Safari Day 2 & 3 - The Masai Mara
Day 2
Eight hours "in the saddle" today and I feel sorry for my Driver Maurice. It's a long day and all I had to do was stick my head out the hole in roof of the minivan. Poor Maurice had to negotiate the maze of dirt tracks that crisscross the planes of the park.
There was plenty of highlights though. In the morning, we saw a couple of lions mating. while we (and about 7 other minivans) were intruding on the lion's intimate moment (they didn't seem to mind too much), Maurice spotted another male coming down the hill. The third lion headed for the other two, paying little attention to the wall of Toyotas
that lay in his path. I thought that he might be looking for trouble, but the third lion at least seemed to respect the privacy of the first two, and disappeared into the long grass with disturbing ease.
We then headed further into the park to catch up with the main migratory herds of wildebeest and zebra. There was thousands of the buggers - hundreds of thousands. The hills were covered in thousands of dark specks, like those little chocolate sprinkles on a cupcake. They reckon there are about one million wildebeest that make the annual treck to the Masai Mara from the southern Serengetti, next door in Tanzania.
The herds were mostly grazing around the Mara River. If you've ever seen any docos on the migration, then the Mara River is the one you see the wildebeests trying to cross while being chomped on by giant crocs. However, this year was a "bad migration" according to my driver, since the rains were small and the river low, meaning the crossing was easy, and there wasn't much chomping. Bad for the tour groups but good for the wildebeest, I suspect!
Anyway, on the Mara River, we saw herds of hippo. It was the middle of the day so they weren't up to much, which is probably just as well since they have a reputation of being pretty grumpy creatures.
A park ranger took me along the river bank to see some crocs sunning themselves. I got a little nervous when there ws a rustle in the bushes nearby that made the brids take flight. The nerves weren't helped by the fact that the ranger slipped the safety off his kalashnikov and continued glancing about - despite assuring me that it was only a worthog. Needless to say, I made it out alive to see the largest croc I've ever laid eyes on. The ranger had dubbed him Solomon and reckoned he was 90-95 years old. All I reckoned, was that he must have eaten plenty of wildebeest, zebra and gazelle in his life because he was HUGE!
We had lunch by the mara river, gladly far enough away from the water to not be worried about crocs or hippo. We were however, pestered by a family of small monkeys who liked the look of the fruit in our lunch boxes. A small branch occasionally waved in their direction was enough to keep them at bay. After lunch we started making our way back across the park towards our camp. Of course, that included stopping off to see the poor harassed cheaters who I'm sure are starting to get hungry by now.
On the way back to camp, we stopped off at a "traditional" Masai village. I use the inverted commas because it felt a little like a theme park. The villagers performed a couple of dances. These are the jumping guys you may have seen on Tele. I had a go and had to work hard to jump as high as the "chief" who was a good head shorter than me. Then it was into one of the huts to check out the living conditions - dark and gloomy - and to have the dietary habits explained. The Masai diet consists of meat, milk and cows blood. It didn't sound too appetizing, and I was glad they hadn't put on a "feast" for me. After that it was the obligatory trip to the village market so they could peddle some souvenirs.
Day 3
It's up for an early morning game drive before heading back to Nairobi. It was a pretty successful trip as we saw 6 lions this morning. The first two were a couple of males strolling around looking for a feed.
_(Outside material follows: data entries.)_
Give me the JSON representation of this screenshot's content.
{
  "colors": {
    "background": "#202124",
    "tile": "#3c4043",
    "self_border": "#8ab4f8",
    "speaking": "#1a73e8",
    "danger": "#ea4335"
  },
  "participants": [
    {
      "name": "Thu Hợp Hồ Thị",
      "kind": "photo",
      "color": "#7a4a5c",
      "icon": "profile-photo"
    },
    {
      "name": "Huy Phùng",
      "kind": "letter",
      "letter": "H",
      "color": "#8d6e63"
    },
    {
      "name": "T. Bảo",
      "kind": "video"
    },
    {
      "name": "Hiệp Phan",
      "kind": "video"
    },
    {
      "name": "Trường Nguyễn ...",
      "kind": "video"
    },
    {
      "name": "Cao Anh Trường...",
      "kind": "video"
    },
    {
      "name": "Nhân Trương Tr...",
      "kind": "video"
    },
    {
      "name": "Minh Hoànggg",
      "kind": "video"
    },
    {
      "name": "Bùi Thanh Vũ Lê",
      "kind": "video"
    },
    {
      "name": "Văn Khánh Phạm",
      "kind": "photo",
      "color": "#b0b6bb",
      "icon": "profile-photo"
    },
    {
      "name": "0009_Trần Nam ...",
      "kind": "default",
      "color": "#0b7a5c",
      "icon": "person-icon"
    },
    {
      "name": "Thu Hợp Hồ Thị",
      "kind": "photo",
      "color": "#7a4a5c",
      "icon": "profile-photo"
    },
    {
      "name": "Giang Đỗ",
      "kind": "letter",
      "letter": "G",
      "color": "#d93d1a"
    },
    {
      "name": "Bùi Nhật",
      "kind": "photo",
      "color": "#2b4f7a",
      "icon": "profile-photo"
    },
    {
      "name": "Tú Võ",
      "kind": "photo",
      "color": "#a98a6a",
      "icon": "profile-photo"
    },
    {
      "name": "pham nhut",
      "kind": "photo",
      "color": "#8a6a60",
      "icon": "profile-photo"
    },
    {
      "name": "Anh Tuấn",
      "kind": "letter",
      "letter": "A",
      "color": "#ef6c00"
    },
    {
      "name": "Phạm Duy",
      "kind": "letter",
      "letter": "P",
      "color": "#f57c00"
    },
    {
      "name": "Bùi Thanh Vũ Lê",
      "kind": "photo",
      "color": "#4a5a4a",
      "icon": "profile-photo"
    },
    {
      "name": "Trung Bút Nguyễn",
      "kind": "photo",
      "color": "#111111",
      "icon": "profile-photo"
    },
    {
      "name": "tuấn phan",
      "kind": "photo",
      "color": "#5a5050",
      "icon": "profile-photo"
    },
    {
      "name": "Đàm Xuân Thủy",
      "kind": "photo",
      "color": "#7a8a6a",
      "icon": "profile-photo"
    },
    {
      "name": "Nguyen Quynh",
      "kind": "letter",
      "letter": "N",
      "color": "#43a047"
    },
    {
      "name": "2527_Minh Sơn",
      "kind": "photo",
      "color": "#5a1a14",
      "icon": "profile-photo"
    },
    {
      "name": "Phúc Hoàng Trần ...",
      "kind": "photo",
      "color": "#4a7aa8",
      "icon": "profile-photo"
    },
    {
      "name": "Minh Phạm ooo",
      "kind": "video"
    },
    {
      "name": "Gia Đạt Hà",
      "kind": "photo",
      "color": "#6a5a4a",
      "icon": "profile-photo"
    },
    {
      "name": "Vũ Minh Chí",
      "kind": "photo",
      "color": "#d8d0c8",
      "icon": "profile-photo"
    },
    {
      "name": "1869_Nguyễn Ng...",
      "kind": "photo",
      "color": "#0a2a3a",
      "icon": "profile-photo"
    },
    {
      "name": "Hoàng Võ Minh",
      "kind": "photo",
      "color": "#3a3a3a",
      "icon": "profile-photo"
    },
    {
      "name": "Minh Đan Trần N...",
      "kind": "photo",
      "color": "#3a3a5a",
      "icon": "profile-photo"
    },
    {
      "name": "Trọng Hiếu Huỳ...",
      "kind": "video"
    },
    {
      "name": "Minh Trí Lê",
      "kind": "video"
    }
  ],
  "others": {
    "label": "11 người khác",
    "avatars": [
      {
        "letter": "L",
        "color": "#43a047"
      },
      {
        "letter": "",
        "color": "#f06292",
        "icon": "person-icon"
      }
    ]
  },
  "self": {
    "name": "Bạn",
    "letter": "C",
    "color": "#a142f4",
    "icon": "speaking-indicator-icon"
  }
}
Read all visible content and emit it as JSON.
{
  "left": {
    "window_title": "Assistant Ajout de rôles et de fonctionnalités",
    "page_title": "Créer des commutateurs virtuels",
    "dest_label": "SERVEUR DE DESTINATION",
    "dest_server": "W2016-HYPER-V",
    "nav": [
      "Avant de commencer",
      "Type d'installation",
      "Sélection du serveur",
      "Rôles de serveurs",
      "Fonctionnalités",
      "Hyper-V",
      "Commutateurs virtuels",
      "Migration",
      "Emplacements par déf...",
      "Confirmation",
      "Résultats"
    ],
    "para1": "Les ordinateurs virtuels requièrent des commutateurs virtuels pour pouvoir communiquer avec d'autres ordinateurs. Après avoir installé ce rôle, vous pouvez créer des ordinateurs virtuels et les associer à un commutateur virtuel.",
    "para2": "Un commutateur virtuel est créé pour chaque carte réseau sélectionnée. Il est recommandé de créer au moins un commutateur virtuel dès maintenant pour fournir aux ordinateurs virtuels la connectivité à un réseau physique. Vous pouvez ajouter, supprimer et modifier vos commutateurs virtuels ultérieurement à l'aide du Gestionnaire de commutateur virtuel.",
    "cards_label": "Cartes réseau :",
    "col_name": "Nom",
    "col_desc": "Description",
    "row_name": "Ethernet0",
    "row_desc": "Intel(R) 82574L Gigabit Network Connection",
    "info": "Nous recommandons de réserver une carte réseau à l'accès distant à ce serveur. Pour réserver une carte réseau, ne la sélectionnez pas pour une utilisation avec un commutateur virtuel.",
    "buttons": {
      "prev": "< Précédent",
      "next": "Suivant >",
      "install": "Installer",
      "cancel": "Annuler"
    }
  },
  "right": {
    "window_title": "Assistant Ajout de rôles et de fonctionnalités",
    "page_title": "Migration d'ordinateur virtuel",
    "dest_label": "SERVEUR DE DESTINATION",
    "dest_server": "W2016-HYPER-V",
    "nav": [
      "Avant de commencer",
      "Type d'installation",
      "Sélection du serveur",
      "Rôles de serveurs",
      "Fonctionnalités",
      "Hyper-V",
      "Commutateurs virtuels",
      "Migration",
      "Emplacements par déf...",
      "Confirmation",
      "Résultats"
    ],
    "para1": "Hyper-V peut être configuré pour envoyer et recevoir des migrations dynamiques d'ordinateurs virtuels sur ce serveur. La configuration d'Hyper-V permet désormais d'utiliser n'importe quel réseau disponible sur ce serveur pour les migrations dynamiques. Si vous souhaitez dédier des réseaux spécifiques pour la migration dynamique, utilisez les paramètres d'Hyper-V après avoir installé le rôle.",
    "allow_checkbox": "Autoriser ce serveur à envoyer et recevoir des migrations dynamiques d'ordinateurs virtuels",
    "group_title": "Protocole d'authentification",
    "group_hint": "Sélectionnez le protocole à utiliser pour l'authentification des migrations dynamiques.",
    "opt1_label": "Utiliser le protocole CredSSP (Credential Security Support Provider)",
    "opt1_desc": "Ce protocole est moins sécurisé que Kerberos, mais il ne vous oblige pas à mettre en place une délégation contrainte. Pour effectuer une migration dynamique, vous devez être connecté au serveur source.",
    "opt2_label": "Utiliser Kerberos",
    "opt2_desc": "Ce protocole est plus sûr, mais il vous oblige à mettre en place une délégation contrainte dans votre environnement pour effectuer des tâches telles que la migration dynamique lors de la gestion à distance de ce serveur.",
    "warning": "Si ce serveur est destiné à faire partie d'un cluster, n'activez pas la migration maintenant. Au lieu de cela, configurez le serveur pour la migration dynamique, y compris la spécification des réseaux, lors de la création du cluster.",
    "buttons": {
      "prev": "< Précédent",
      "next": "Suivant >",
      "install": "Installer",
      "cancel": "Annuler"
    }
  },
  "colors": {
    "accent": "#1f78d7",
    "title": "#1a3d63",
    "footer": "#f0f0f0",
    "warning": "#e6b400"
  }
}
While we were watching them, the driver spotted a couple of more males wandering along the other side of the valley so we zoomed over for a look before
the rest of the minibus herd arrived. They seemed to have the minivans worked out. One of the pair hung bacK, lay down and seemed to sulk for about 5 minutes while the other one strode ahead and away from the vans.
The sulking lion eventually got up and went looking for his mate. This involved a few impressive roars and a fair bit of looking across the valley - it seems lions even have trouble spotting each other in the long grass! As it turned out, these two males were heading back to the male and female we had seen mating the day before. In the end the four ions just lay down amongst a scrum of the beep beep, click and whir of 15 to 20 minivans, patiently waiting for the tourists to lose interest so they could get on with the job of finding their next meal.
(The link to the pics are in my last post)
We headed off back to camp, but not before stopping off one more time to annoy the cheater family - just for old times sake.
The trip back to nairobi was pretty uneventful after the excitement of the last few days. We have a few more days here until Shez has finished presenting her training, then it's back to the Middle East on Friday.